ドイツで業務車両GPS追跡に関する判例 業務目的に照らした必要性、従業員からの同意の有効要件が論点


ドイツで業務車両GPS追跡に関する裁判 業務目的に照らした必要性、従業員からの同意の有効要件が論点

3月19日、ドイツ北部、ニーダーザクセン州のリューネブルク行政裁判所(以下「裁判所」)が、雇用者による業務用車両のGPS追跡が許容される条件について判決を下した。EU一般データ保護規則(GDPR)施行後、従業員のGPS追跡についての判決はおそらくこれが最初のものである。

原告であるビル清掃会社は、従業員が清掃現場への移動に利用する車両にGPSを備え付け、その航跡を150日間保持していた。これに対して、データ保護監督機関がドイツ旧データ保護法(BDSG-old)に基づき、このようなGPS追跡をやめるよう命令を下した。この命令を不服として、ビル清掃会社が行政裁判所に提訴した。ビル清掃会社は、業務車両のGPS追跡は、雇用の目的を達成するため、具体的には、車両の手配、盗難防止、盗難車両の発見、清掃業務が適切に実施されていることの確認、休日の業務車両利用禁止の監視、業務車両の私的利用禁止の確認などのために必要であり、何人かの従業員から書面同意を得ていると主張した。

裁判所は、ビル清掃会社の訴えを退けた。従業員が利用する業務車両のGPS追跡は、雇用関係における個人データ処理であるところ、GDPR88条は雇用関係における個人データ処理についてEU各加盟国の国内法に詳細規制を委任し、ドイツ新データ保護法(BDSG-new)26条が雇用関係における個人データ利用について規定している。裁判所は、以下の理由により、本件のGPS追跡は、BDSG-new26条が許容するところの、雇用関係の目的のために必要な個人データ処理とはいえないと判断した。
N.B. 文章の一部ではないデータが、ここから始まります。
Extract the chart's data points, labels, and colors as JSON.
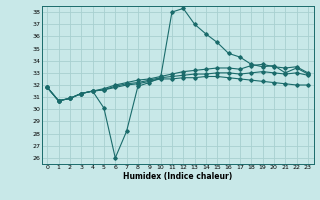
{
  "xlabel": "Humidex (Indice chaleur)",
  "ylabel": "",
  "background_color": "#c8e8e8",
  "grid_color": "#a8d0d0",
  "line_color": "#1a6b6b",
  "xlim": [
    -0.5,
    23.5
  ],
  "ylim": [
    25.5,
    38.5
  ],
  "yticks": [
    26,
    27,
    28,
    29,
    30,
    31,
    32,
    33,
    34,
    35,
    36,
    37,
    38
  ],
  "xticks": [
    0,
    1,
    2,
    3,
    4,
    5,
    6,
    7,
    8,
    9,
    10,
    11,
    12,
    13,
    14,
    15,
    16,
    17,
    18,
    19,
    20,
    21,
    22,
    23
  ],
  "line1": [
    31.8,
    30.7,
    30.9,
    31.3,
    31.5,
    30.1,
    26.0,
    28.2,
    31.9,
    32.2,
    32.6,
    38.0,
    38.3,
    37.0,
    36.2,
    35.5,
    34.6,
    34.3,
    33.7,
    33.5,
    33.6,
    33.0,
    33.4,
    32.9
  ],
  "line2": [
    31.8,
    30.7,
    30.9,
    31.3,
    31.5,
    31.6,
    31.8,
    32.0,
    32.1,
    32.3,
    32.5,
    32.5,
    32.6,
    32.6,
    32.7,
    32.7,
    32.6,
    32.5,
    32.4,
    32.3,
    32.2,
    32.1,
    32.0,
    32.0
  ],
  "line3": [
    31.8,
    30.7,
    30.9,
    31.3,
    31.5,
    31.7,
    32.0,
    32.2,
    32.4,
    32.5,
    32.7,
    32.9,
    33.1,
    33.2,
    33.3,
    33.4,
    33.4,
    33.3,
    33.6,
    33.7,
    33.5,
    33.4,
    33.5,
    33.0
  ],
  "line4": [
    31.8,
    30.7,
    30.9,
    31.3,
    31.5,
    31.6,
    31.9,
    32.1,
    32.2,
    32.4,
    32.6,
    32.7,
    32.8,
    32.9,
    32.9,
    33.0,
    33.0,
    32.9,
    33.0,
    33.1,
    33.0,
    32.9,
    33.0,
    32.8
  ]
}
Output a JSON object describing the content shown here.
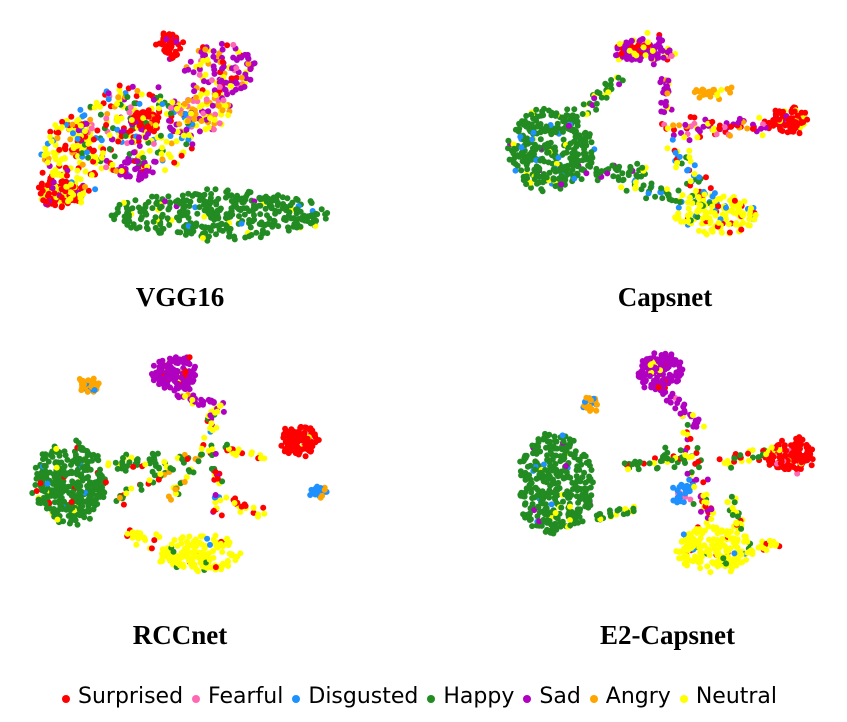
{
  "figure": {
    "panels": [
      {
        "caption": "VGG16"
      },
      {
        "caption": "Capsnet"
      },
      {
        "caption": "RCCnet"
      },
      {
        "caption": "E2-Capsnet"
      }
    ]
  },
  "legend": {
    "items": [
      {
        "label": "Surprised",
        "color": "#ff0000"
      },
      {
        "label": "Fearful",
        "color": "#ff69b4"
      },
      {
        "label": "Disgusted",
        "color": "#1e90ff"
      },
      {
        "label": "Happy",
        "color": "#228b22"
      },
      {
        "label": "Sad",
        "color": "#b000c0"
      },
      {
        "label": "Angry",
        "color": "#ffa500"
      },
      {
        "label": "Neutral",
        "color": "#ffff00"
      }
    ]
  },
  "chart_data": [
    {
      "type": "scatter",
      "title": "VGG16",
      "series": [
        {
          "name": "Surprised",
          "color": "#ff0000"
        },
        {
          "name": "Fearful",
          "color": "#ff69b4"
        },
        {
          "name": "Disgusted",
          "color": "#1e90ff"
        },
        {
          "name": "Happy",
          "color": "#228b22"
        },
        {
          "name": "Sad",
          "color": "#b000c0"
        },
        {
          "name": "Angry",
          "color": "#ffa500"
        },
        {
          "name": "Neutral",
          "color": "#ffff00"
        }
      ]
    },
    {
      "type": "scatter",
      "title": "Capsnet",
      "series": [
        {
          "name": "Surprised",
          "color": "#ff0000"
        },
        {
          "name": "Fearful",
          "color": "#ff69b4"
        },
        {
          "name": "Disgusted",
          "color": "#1e90ff"
        },
        {
          "name": "Happy",
          "color": "#228b22"
        },
        {
          "name": "Sad",
          "color": "#b000c0"
        },
        {
          "name": "Angry",
          "color": "#ffa500"
        },
        {
          "name": "Neutral",
          "color": "#ffff00"
        }
      ]
    },
    {
      "type": "scatter",
      "title": "RCCnet",
      "series": [
        {
          "name": "Surprised",
          "color": "#ff0000"
        },
        {
          "name": "Fearful",
          "color": "#ff69b4"
        },
        {
          "name": "Disgusted",
          "color": "#1e90ff"
        },
        {
          "name": "Happy",
          "color": "#228b22"
        },
        {
          "name": "Sad",
          "color": "#b000c0"
        },
        {
          "name": "Angry",
          "color": "#ffa500"
        },
        {
          "name": "Neutral",
          "color": "#ffff00"
        }
      ]
    },
    {
      "type": "scatter",
      "title": "E2-Capsnet",
      "series": [
        {
          "name": "Surprised",
          "color": "#ff0000"
        },
        {
          "name": "Fearful",
          "color": "#ff69b4"
        },
        {
          "name": "Disgusted",
          "color": "#1e90ff"
        },
        {
          "name": "Happy",
          "color": "#228b22"
        },
        {
          "name": "Sad",
          "color": "#b000c0"
        },
        {
          "name": "Angry",
          "color": "#ffa500"
        },
        {
          "name": "Neutral",
          "color": "#ffff00"
        }
      ]
    }
  ]
}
清掃会社による業務車両の配車は厳密なスケジュール管理を要するものではない。
GPS追跡自体は車両盗難防止には役立たず、盗難された車両の発見のためには常時追跡は不必要。
清掃業務が適切に行われたかどうかはGPS追跡では監視できない
業務車両の私的利用禁止ルールを監視するためには、他のよりプライバシー侵害度が低い方法がある

また、裁判所は、ビル清掃会社が従業員から取得したと主張する同意は、有効ではないと判断した。BDSG-new26条によれば、雇用主が従業員から取得する同意が自由に与えられたものかどうかを判断するためには、雇用関係における従業員の雇用主に対する依存度、同意が与えられる状況について考慮すべきとしており、当該同意に係る処理が従業員の法的・経済的利益となる場合または従業員と雇用主とが共通の利益を追求している場合には、同意は自由に与えられたものである可能性があるとしている。この基準に照らし、裁判所は、雇用主が従業員から取得したと主張する同意は自由に与えられたものであるとは言えず、また、同意の前提となる情報提供も行われていなかったと判断した。

裁判所は、人や荷物の配達など、より正確な位置情報や即時の対応が必要な業態においては、GPS追跡が許容されるかどうかについて判断が異なり得るとも述べている。